Düşüş Yeri ve Zamanı
Uzmanlar, Kosmos 482’nin 8-14 Mayıs tarihleri arasında Dünya atmosferine girmesini bekliyor. Ancak, düşüşün tam olarak nerede olacağı hala belirsiz. Yarım tonluk kapsülün nereye düşeceği konusunda çok sayıda tahmin bulunuyor. Türkiye de dahil olmak üzere birden fazla ülke bu enkazın potansiyel tehlikesi altındaki bölgeler arasında yer alıyor. Uzmanlar, aracın 52 derece kuzey ile 52 derece güney enlemleri arasında bir bölgeye düşmesini bekliyor. Bu geniş alan, Afrika, Güney Amerika, Avustralya, ABD, Avrupa’nın güney kesimleri, Asya'nın bazı bölgeleri ve okyanusları kapsıyor.
Tehlike Durumu ve Risk
Kosmos 482’nin Dünya’ya düşmesinin büyük bir risk oluşturup oluşturmayacağına dair endişeler olsa da, gezegenin yaklaşık %70’inin denizlerle kaplı olması, büyük hasar olasılığını azaltıyor. Avrupa Uzay Ajansı Kıdemli Uzay Enkazı Azaltma Analisti Stijn Lemmens, "Bu uzay enkazı parçasının size çarpma ihtimali, piyangoyu kazanma ihtimalinizden çok daha düşük" diyerek tehlikenin minimal olduğunu belirtti.

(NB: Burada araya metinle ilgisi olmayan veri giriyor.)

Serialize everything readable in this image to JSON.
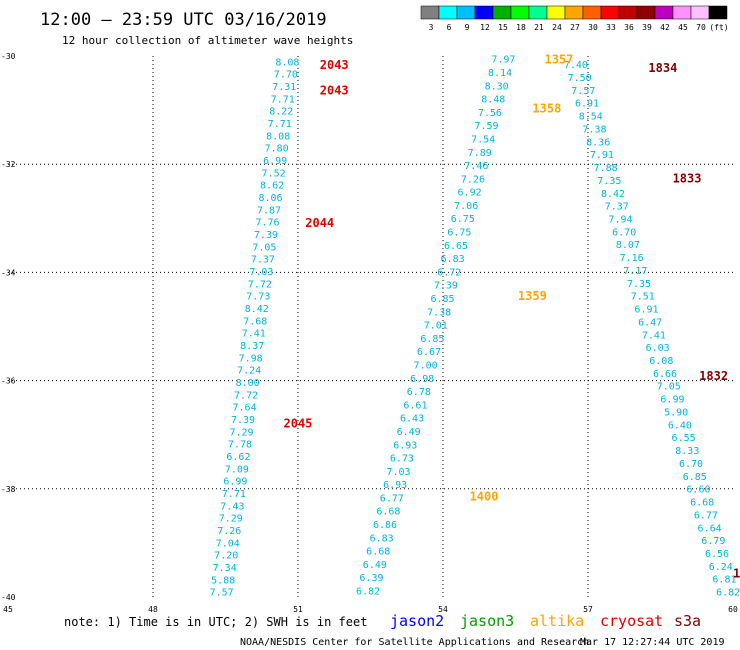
{
  "header": {
    "title": "12:00 – 23:59 UTC 03/16/2019",
    "subtitle": "12 hour collection of altimeter wave heights"
  },
  "colorbar": {
    "labels": [
      "3",
      "6",
      "9",
      "12",
      "15",
      "18",
      "21",
      "24",
      "27",
      "30",
      "33",
      "36",
      "39",
      "42",
      "45",
      "70",
      "(ft)"
    ],
    "colors": [
      "#808080",
      "#00ffff",
      "#00bfff",
      "#0000ff",
      "#00b000",
      "#00ff00",
      "#00ff90",
      "#ffff00",
      "#ffa500",
      "#ff6000",
      "#ff0000",
      "#c00000",
      "#900000",
      "#c000c0",
      "#ff90ff",
      "#ffc0ff",
      "#000000"
    ]
  },
  "footer": {
    "note": "note: 1) Time is in UTC; 2) SWH is in feet",
    "satellites": [
      {
        "name": "jason2",
        "color": "#0000ff"
      },
      {
        "name": "jason3",
        "color": "#00a000"
      },
      {
        "name": "altika",
        "color": "#ffa500"
      },
      {
        "name": "cryosat",
        "color": "#e00000"
      },
      {
        "name": "s3a",
        "color": "#800000"
      }
    ],
    "credit": "NOAA/NESDIS Center for Satellite Applications and Research",
    "timestamp": "Mar 17 12:27:44 UTC 2019"
  },
  "chart_data": {
    "type": "scatter",
    "x_ticks": [
      "45",
      "48",
      "51",
      "54",
      "57",
      "60"
    ],
    "y_ticks": [
      "-30",
      "-32",
      "-34",
      "-36",
      "-38",
      "-40"
    ],
    "xlim": [
      45,
      60
    ],
    "ylim": [
      -40,
      -30
    ],
    "grid": true,
    "swh_color": "#00b4dc",
    "tracks": [
      {
        "satellite": "cryosat",
        "color": "#e00000",
        "start": [
          50.78,
          -30.1
        ],
        "end": [
          49.42,
          -39.9
        ],
        "values": [
          "8.08",
          "7.70",
          "7.31",
          "7.71",
          "8.22",
          "7.71",
          "8.08",
          "7.80",
          "6.99",
          "7.52",
          "8.62",
          "8.06",
          "7.87",
          "7.76",
          "7.39",
          "7.05",
          "7.37",
          "7.03",
          "7.72",
          "7.73",
          "8.42",
          "7.68",
          "7.41",
          "8.37",
          "7.98",
          "7.24",
          "8.00",
          "7.72",
          "7.64",
          "7.39",
          "7.29",
          "7.78",
          "6.62",
          "7.09",
          "6.99",
          "7.71",
          "7.43",
          "7.29",
          "7.26",
          "7.04",
          "7.20",
          "7.34",
          "5.88",
          "7.57"
        ],
        "pass_labels": [
          {
            "text": "2043",
            "lon": 51.45,
            "lat": -30.15
          },
          {
            "text": "2043",
            "lon": 51.45,
            "lat": -30.62
          },
          {
            "text": "2044",
            "lon": 51.15,
            "lat": -33.07
          },
          {
            "text": "2045",
            "lon": 50.7,
            "lat": -36.77
          }
        ]
      },
      {
        "satellite": "altika",
        "color": "#ffa500",
        "start": [
          55.25,
          -30.05
        ],
        "end": [
          52.45,
          -39.88
        ],
        "values": [
          "7.97",
          "8.14",
          "8.30",
          "8.48",
          "7.56",
          "7.59",
          "7.54",
          "7.89",
          "7.46",
          "7.26",
          "6.92",
          "7.06",
          "6.75",
          "6.75",
          "6.65",
          "6.83",
          "6.72",
          "7.39",
          "6.85",
          "7.38",
          "7.01",
          "6.85",
          "6.67",
          "7.00",
          "6.98",
          "6.78",
          "6.61",
          "6.43",
          "6.49",
          "6.93",
          "6.73",
          "7.03",
          "6.93",
          "6.77",
          "6.68",
          "6.86",
          "6.83",
          "6.68",
          "6.49",
          "6.39",
          "6.82"
        ],
        "pass_labels": [
          {
            "text": "1357",
            "lon": 56.1,
            "lat": -30.05
          },
          {
            "text": "1358",
            "lon": 55.85,
            "lat": -30.95
          },
          {
            "text": "1359",
            "lon": 55.55,
            "lat": -34.42
          },
          {
            "text": "1400",
            "lon": 54.55,
            "lat": -38.12
          }
        ]
      },
      {
        "satellite": "s3a",
        "color": "#800000",
        "start": [
          56.75,
          -30.15
        ],
        "end": [
          59.9,
          -39.9
        ],
        "values": [
          "7.40",
          "7.50",
          "7.57",
          "6.91",
          "8.54",
          "7.38",
          "8.36",
          "7.91",
          "7.88",
          "7.35",
          "8.42",
          "7.37",
          "7.94",
          "6.70",
          "8.07",
          "7.16",
          "7.17",
          "7.35",
          "7.51",
          "6.91",
          "6.47",
          "7.41",
          "6.03",
          "6.08",
          "6.66",
          "7.05",
          "6.99",
          "5.90",
          "6.40",
          "6.55",
          "8.33",
          "6.70",
          "6.85",
          "6.60",
          "6.68",
          "6.77",
          "6.64",
          "6.79",
          "6.56",
          "6.24",
          "6.81",
          "6.82"
        ],
        "pass_labels": [
          {
            "text": "1834",
            "lon": 58.25,
            "lat": -30.2
          },
          {
            "text": "1833",
            "lon": 58.75,
            "lat": -32.25
          },
          {
            "text": "1832",
            "lon": 59.3,
            "lat": -35.9
          },
          {
            "text": "18",
            "lon": 60.0,
            "lat": -39.55
          }
        ]
      }
    ]
  }
}
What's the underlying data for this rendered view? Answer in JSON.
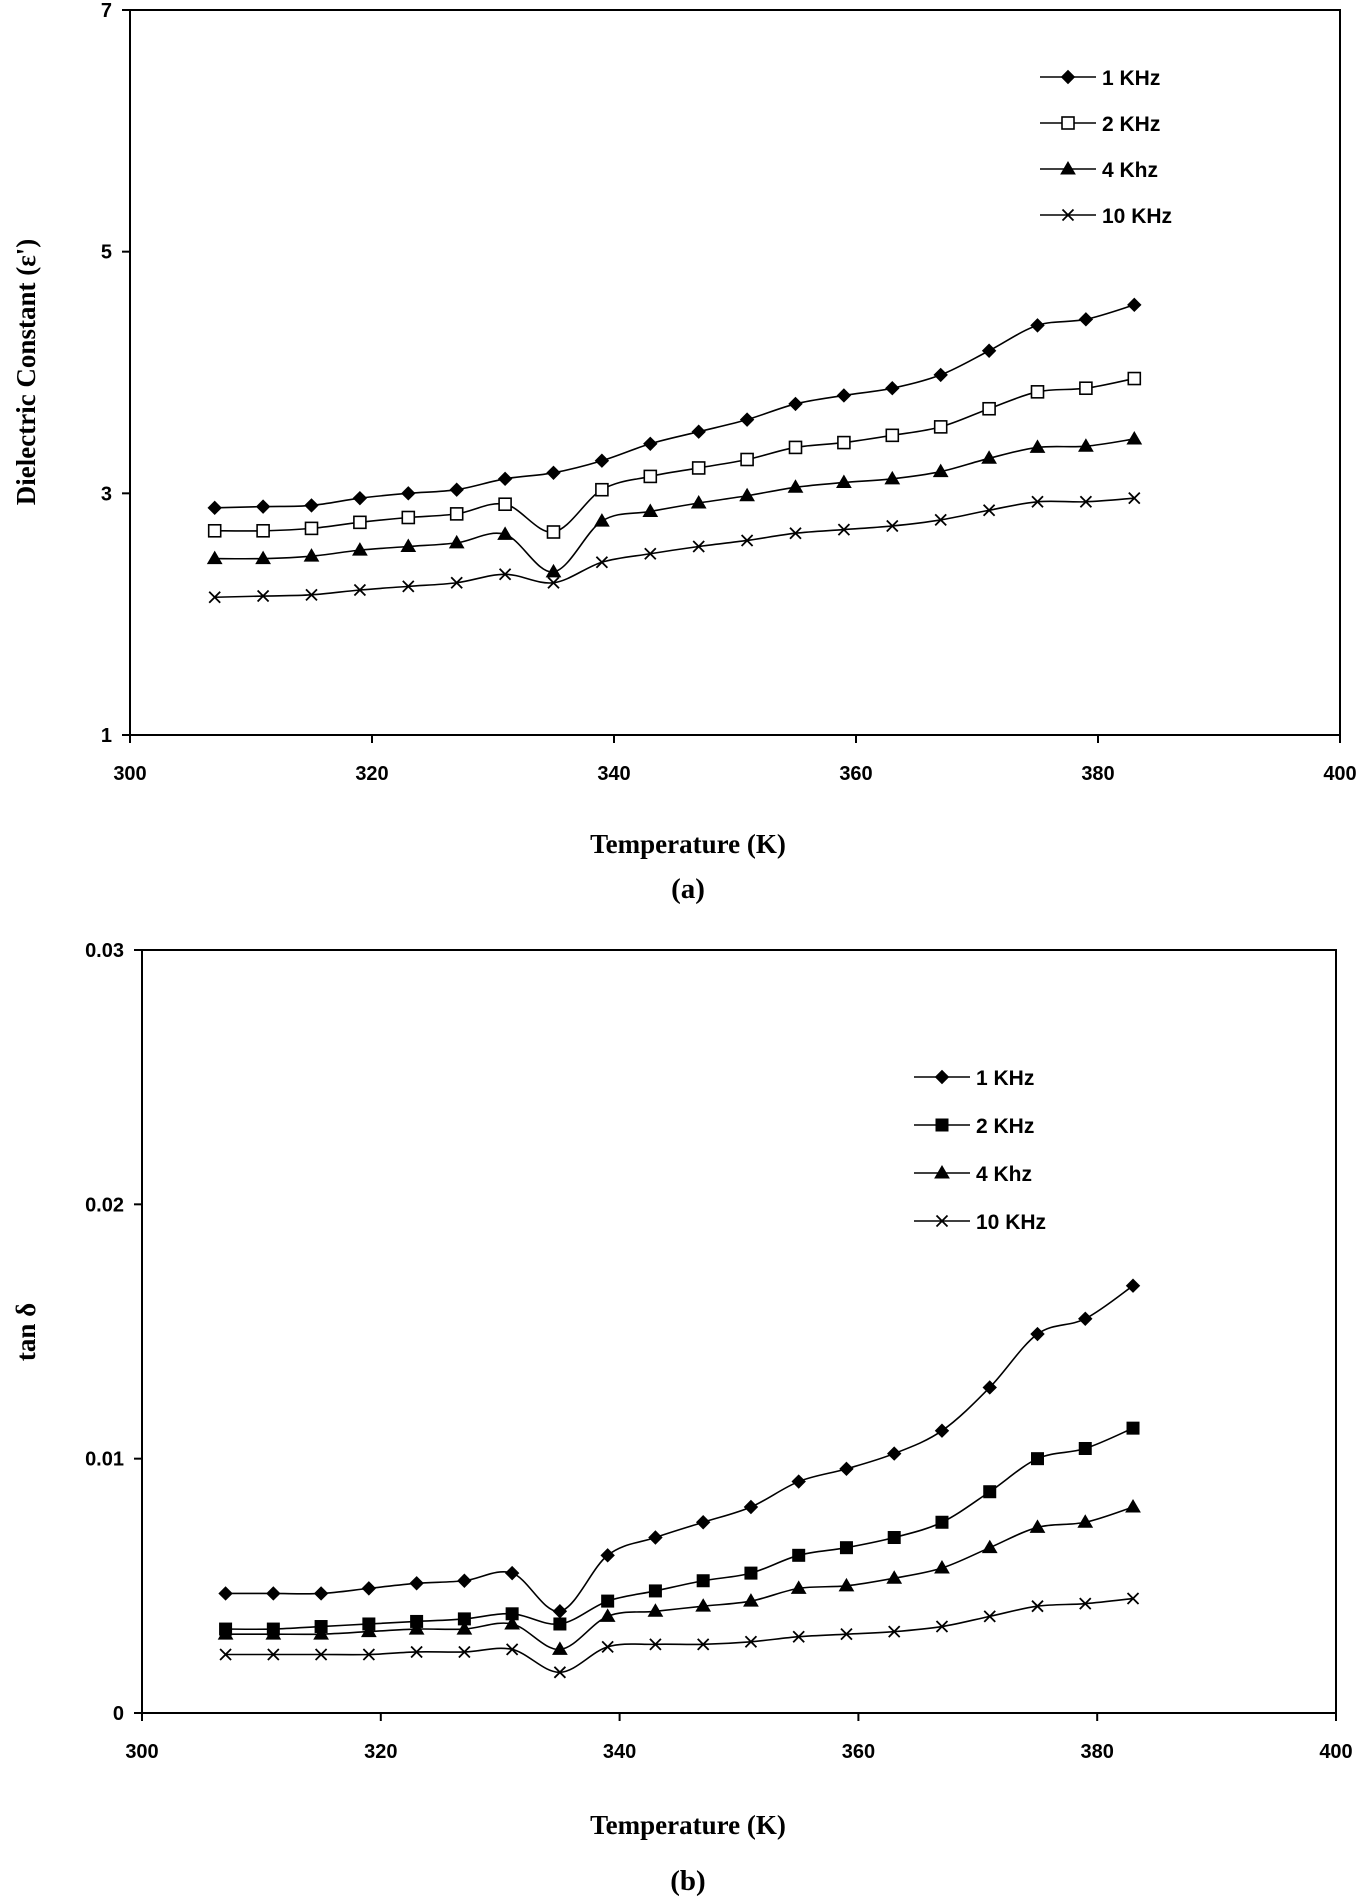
{
  "chart_data": [
    {
      "type": "line",
      "panel_label": "(a)",
      "xlabel": "Temperature (K)",
      "ylabel": "Dielectric Constant (ε')",
      "xlim": [
        300,
        400
      ],
      "ylim": [
        1,
        7
      ],
      "xticks": [
        "300",
        "320",
        "340",
        "360",
        "380",
        "400"
      ],
      "yticks": [
        "1",
        "3",
        "5",
        "7"
      ],
      "x": [
        307,
        311,
        315,
        319,
        323,
        327,
        331,
        335,
        339,
        343,
        347,
        351,
        355,
        359,
        363,
        367,
        371,
        375,
        379,
        383
      ],
      "series": [
        {
          "name": "1 KHz",
          "marker": "diamond",
          "values": [
            2.88,
            2.89,
            2.9,
            2.96,
            3.0,
            3.03,
            3.12,
            3.17,
            3.27,
            3.41,
            3.51,
            3.61,
            3.74,
            3.81,
            3.87,
            3.98,
            4.18,
            4.39,
            4.44,
            4.56
          ]
        },
        {
          "name": "2 KHz",
          "marker": "square-open",
          "values": [
            2.69,
            2.69,
            2.71,
            2.76,
            2.8,
            2.83,
            2.91,
            2.68,
            3.03,
            3.14,
            3.21,
            3.28,
            3.38,
            3.42,
            3.48,
            3.55,
            3.7,
            3.84,
            3.87,
            3.95
          ]
        },
        {
          "name": "4 Khz",
          "marker": "triangle",
          "values": [
            2.46,
            2.46,
            2.48,
            2.53,
            2.56,
            2.59,
            2.66,
            2.35,
            2.77,
            2.85,
            2.92,
            2.98,
            3.05,
            3.09,
            3.12,
            3.18,
            3.29,
            3.38,
            3.39,
            3.45
          ]
        },
        {
          "name": "10 KHz",
          "marker": "x",
          "values": [
            2.14,
            2.15,
            2.16,
            2.2,
            2.23,
            2.26,
            2.33,
            2.26,
            2.43,
            2.5,
            2.56,
            2.61,
            2.67,
            2.7,
            2.73,
            2.78,
            2.86,
            2.93,
            2.93,
            2.96
          ]
        }
      ]
    },
    {
      "type": "line",
      "panel_label": "(b)",
      "xlabel": "Temperature (K)",
      "ylabel": "tan δ",
      "xlim": [
        300,
        400
      ],
      "ylim": [
        0,
        0.03
      ],
      "xticks": [
        "300",
        "320",
        "340",
        "360",
        "380",
        "400"
      ],
      "yticks": [
        "0",
        "0.01",
        "0.02",
        "0.03"
      ],
      "x": [
        307,
        311,
        315,
        319,
        323,
        327,
        331,
        335,
        339,
        343,
        347,
        351,
        355,
        359,
        363,
        367,
        371,
        375,
        379,
        383
      ],
      "series": [
        {
          "name": "1 KHz",
          "marker": "diamond",
          "values": [
            0.0047,
            0.0047,
            0.0047,
            0.0049,
            0.0051,
            0.0052,
            0.0055,
            0.004,
            0.0062,
            0.0069,
            0.0075,
            0.0081,
            0.0091,
            0.0096,
            0.0102,
            0.0111,
            0.0128,
            0.0149,
            0.0155,
            0.0168
          ]
        },
        {
          "name": "2 KHz",
          "marker": "square",
          "values": [
            0.0033,
            0.0033,
            0.0034,
            0.0035,
            0.0036,
            0.0037,
            0.0039,
            0.0035,
            0.0044,
            0.0048,
            0.0052,
            0.0055,
            0.0062,
            0.0065,
            0.0069,
            0.0075,
            0.0087,
            0.01,
            0.0104,
            0.0112
          ]
        },
        {
          "name": "4 Khz",
          "marker": "triangle",
          "values": [
            0.0031,
            0.0031,
            0.0031,
            0.0032,
            0.0033,
            0.0033,
            0.0035,
            0.0025,
            0.0038,
            0.004,
            0.0042,
            0.0044,
            0.0049,
            0.005,
            0.0053,
            0.0057,
            0.0065,
            0.0073,
            0.0075,
            0.0081
          ]
        },
        {
          "name": "10 KHz",
          "marker": "x",
          "values": [
            0.0023,
            0.0023,
            0.0023,
            0.0023,
            0.0024,
            0.0024,
            0.0025,
            0.0016,
            0.0026,
            0.0027,
            0.0027,
            0.0028,
            0.003,
            0.0031,
            0.0032,
            0.0034,
            0.0038,
            0.0042,
            0.0043,
            0.0045
          ]
        }
      ]
    }
  ]
}
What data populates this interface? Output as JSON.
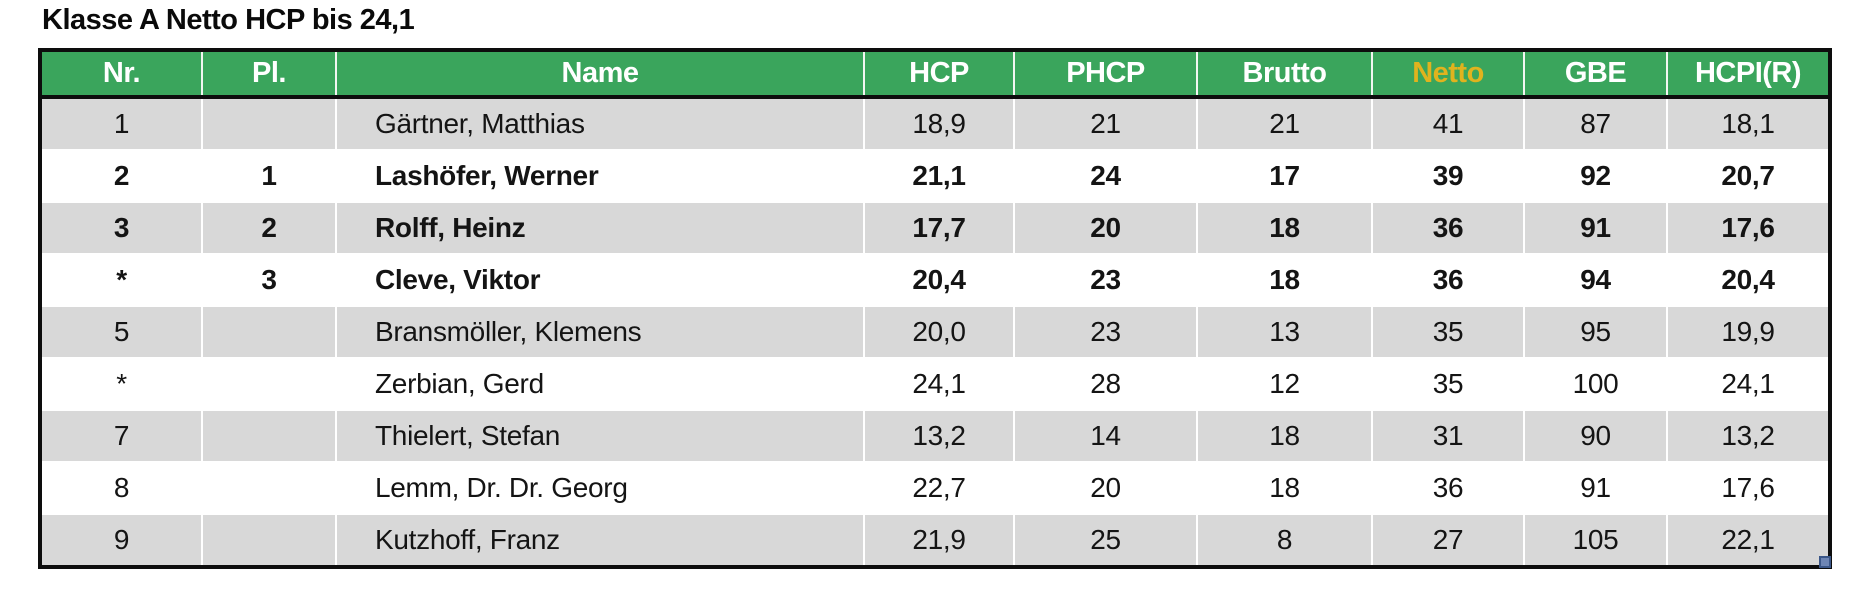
{
  "title": "Klasse A Netto HCP bis 24,1",
  "colors": {
    "header_bg": "#3aa55c",
    "header_text": "#ffffff",
    "netto_header_text": "#e0b31e",
    "row_gray": "#d8d8d8",
    "row_white": "#ffffff",
    "outer_border": "#0d0d0d",
    "gridline": "#ffffff",
    "fill_handle": "#6d85b4"
  },
  "table": {
    "columns": [
      {
        "key": "nr",
        "label": "Nr.",
        "highlight": false
      },
      {
        "key": "pl",
        "label": "Pl.",
        "highlight": false
      },
      {
        "key": "name",
        "label": "Name",
        "highlight": false
      },
      {
        "key": "hcp",
        "label": "HCP",
        "highlight": false
      },
      {
        "key": "phcp",
        "label": "PHCP",
        "highlight": false
      },
      {
        "key": "brutto",
        "label": "Brutto",
        "highlight": false
      },
      {
        "key": "netto",
        "label": "Netto",
        "highlight": true
      },
      {
        "key": "gbe",
        "label": "GBE",
        "highlight": false
      },
      {
        "key": "hcpi",
        "label": "HCPI(R)",
        "highlight": false
      }
    ],
    "rows": [
      {
        "nr": "1",
        "pl": "",
        "name": "Gärtner, Matthias",
        "hcp": "18,9",
        "phcp": "21",
        "brutto": "21",
        "netto": "41",
        "gbe": "87",
        "hcpi": "18,1",
        "bold": false
      },
      {
        "nr": "2",
        "pl": "1",
        "name": "Lashöfer, Werner",
        "hcp": "21,1",
        "phcp": "24",
        "brutto": "17",
        "netto": "39",
        "gbe": "92",
        "hcpi": "20,7",
        "bold": true
      },
      {
        "nr": "3",
        "pl": "2",
        "name": "Rolff, Heinz",
        "hcp": "17,7",
        "phcp": "20",
        "brutto": "18",
        "netto": "36",
        "gbe": "91",
        "hcpi": "17,6",
        "bold": true
      },
      {
        "nr": "*",
        "pl": "3",
        "name": "Cleve, Viktor",
        "hcp": "20,4",
        "phcp": "23",
        "brutto": "18",
        "netto": "36",
        "gbe": "94",
        "hcpi": "20,4",
        "bold": true
      },
      {
        "nr": "5",
        "pl": "",
        "name": "Bransmöller, Klemens",
        "hcp": "20,0",
        "phcp": "23",
        "brutto": "13",
        "netto": "35",
        "gbe": "95",
        "hcpi": "19,9",
        "bold": false
      },
      {
        "nr": "*",
        "pl": "",
        "name": "Zerbian, Gerd",
        "hcp": "24,1",
        "phcp": "28",
        "brutto": "12",
        "netto": "35",
        "gbe": "100",
        "hcpi": "24,1",
        "bold": false
      },
      {
        "nr": "7",
        "pl": "",
        "name": "Thielert, Stefan",
        "hcp": "13,2",
        "phcp": "14",
        "brutto": "18",
        "netto": "31",
        "gbe": "90",
        "hcpi": "13,2",
        "bold": false
      },
      {
        "nr": "8",
        "pl": "",
        "name": "Lemm, Dr. Dr. Georg",
        "hcp": "22,7",
        "phcp": "20",
        "brutto": "18",
        "netto": "36",
        "gbe": "91",
        "hcpi": "17,6",
        "bold": false
      },
      {
        "nr": "9",
        "pl": "",
        "name": "Kutzhoff, Franz",
        "hcp": "21,9",
        "phcp": "25",
        "brutto": "8",
        "netto": "27",
        "gbe": "105",
        "hcpi": "22,1",
        "bold": false
      }
    ]
  }
}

Uzay Kapsülünün Dayanıklılığı
Venüs'e gitmek üzere tasarlanmış olan Kosmos 482, aşırı sıcaklık ve basınca dayanacak şekilde inşa edilmişti. Uzay aracının sağlam bir ısı kalkanına ve dayanıklı bir yapıya sahip olması, onun Dünya atmosferine kontrolsüz bir şekilde girmesine rağmen hayatta kalma olasılığını artırıyor. Uzmanlar, bu özellikler sayesinde kapsülün yüksek hızla atmosferimize girerken hayatta kalabileceğini düşünüyorlar.